Personal information
- Born: 26 February 1988 (age 38) Belgrade, SR Serbia, Yugoslavia

Medal record
Men's Greco-Roman wrestling
Representing Serbia
European Championships
| Silver medal – second place | 2016 Riga | 71 kg |
| Bronze medal – third place | 2011 Dortmund | 66 kg |
| Bronze medal – third place | 2012 Belgrade | 66 kg |
| Bronze medal – third place | 2017 Novi Sad | 71 kg |
Mediterranean Games
| Silver medal – second place | 2009 Pescara | 66 kg |
| Silver medal – second place | 2013 Mersin | 66 kg |

= Aleksandar Maksimović =

Serbian Greco-Roman wrestler (born 1988)

Aleksandar Maksimović (Александар Максимовић, born 26 February 1988) is a Serbian Greco-Roman wrestler who has competed in the 66 and 71 kg weight divisions.
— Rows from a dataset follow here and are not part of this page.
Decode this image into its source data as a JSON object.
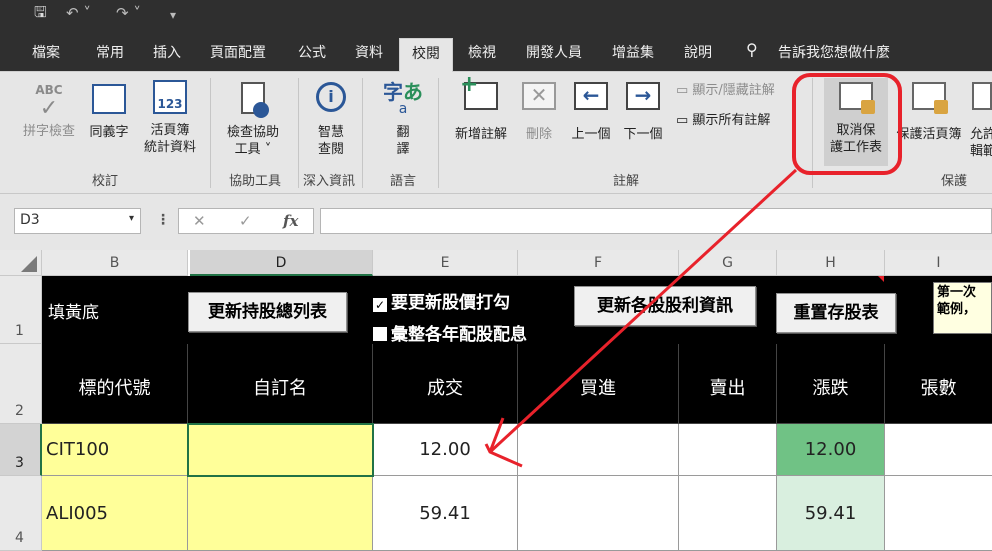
{
  "qat": {
    "save_icon": "save-icon",
    "undo_icon": "undo-icon",
    "redo_icon": "redo-icon",
    "customize_icon": "customize-icon"
  },
  "tabs": [
    "檔案",
    "常用",
    "插入",
    "頁面配置",
    "公式",
    "資料",
    "校閱",
    "檢視",
    "開發人員",
    "增益集",
    "說明"
  ],
  "active_tab": "校閱",
  "tell_me": "告訴我您想做什麼",
  "ribbon": {
    "proofing": {
      "abc": "ABC",
      "spelling": "拼字檢查",
      "thesaurus": "同義字",
      "stats_line1": "活頁簿",
      "stats_line2": "統計資料",
      "group": "校訂"
    },
    "accessibility": {
      "check_line1": "檢查協助",
      "check_line2": "工具 ˅",
      "group": "協助工具"
    },
    "insights": {
      "smart_line1": "智慧",
      "smart_line2": "查閱",
      "group": "深入資訊"
    },
    "language": {
      "translate_line1": "翻",
      "translate_line2": "譯",
      "group": "語言"
    },
    "comments": {
      "new": "新增註解",
      "delete": "刪除",
      "previous": "上一個",
      "next": "下一個",
      "show_hide": "顯示/隱藏註解",
      "show_all": "顯示所有註解",
      "group": "註解"
    },
    "protect": {
      "unprotect_line1": "取消保",
      "unprotect_line2": "護工作表",
      "protect_workbook": "保護活頁簿",
      "allow_line1": "允許",
      "allow_line2": "輯範",
      "group": "保護"
    }
  },
  "formula_bar": {
    "name_box": "D3",
    "cancel": "✕",
    "enter": "✓",
    "fx": "fx",
    "value": ""
  },
  "sheet": {
    "columns": [
      "B",
      "D",
      "E",
      "F",
      "G",
      "H",
      "I"
    ],
    "rows": [
      "1",
      "2",
      "3",
      "4"
    ],
    "row1": {
      "label": "填黃底",
      "btn_update_list": "更新持股總列表",
      "chk_update_price": "要更新股價打勾",
      "chk_summary": "彙整各年配股配息",
      "btn_update_dividend": "更新各股股利資訊",
      "btn_reset": "重置存股表",
      "note_line1": "第一次",
      "note_line2": "範例，"
    },
    "headers": [
      "標的代號",
      "自訂名",
      "成交",
      "買進",
      "賣出",
      "漲跌",
      "張數"
    ],
    "data": [
      {
        "code": "CIT100",
        "name": "",
        "price": "12.00",
        "buy": "",
        "sell": "",
        "change": "12.00",
        "shares": ""
      },
      {
        "code": "ALI005",
        "name": "",
        "price": "59.41",
        "buy": "",
        "sell": "",
        "change": "59.41",
        "shares": ""
      }
    ]
  },
  "colors": {
    "accent_tab_bg": "#e6e6e6",
    "header_bg": "#000000",
    "input_fill": "#ffff99",
    "change_up": "#70c285",
    "change_light": "#d9efdf",
    "annotation": "#e8222b"
  }
}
Maksimović has won three bronze medals at the European Wrestling Championships in 2011, 2012, and 2017. At the 2016 European Wrestling Championship, he took a silver medal after a loss by a one-point difference against Armenia.

At the 2009 Mediterranean Games in Pescara, Maksimović won a silver medal. He also won a silver medal at the 2013 Mediterranean Games in Mersin.

Maksimović represented Serbia at the 2012 Summer Olympics.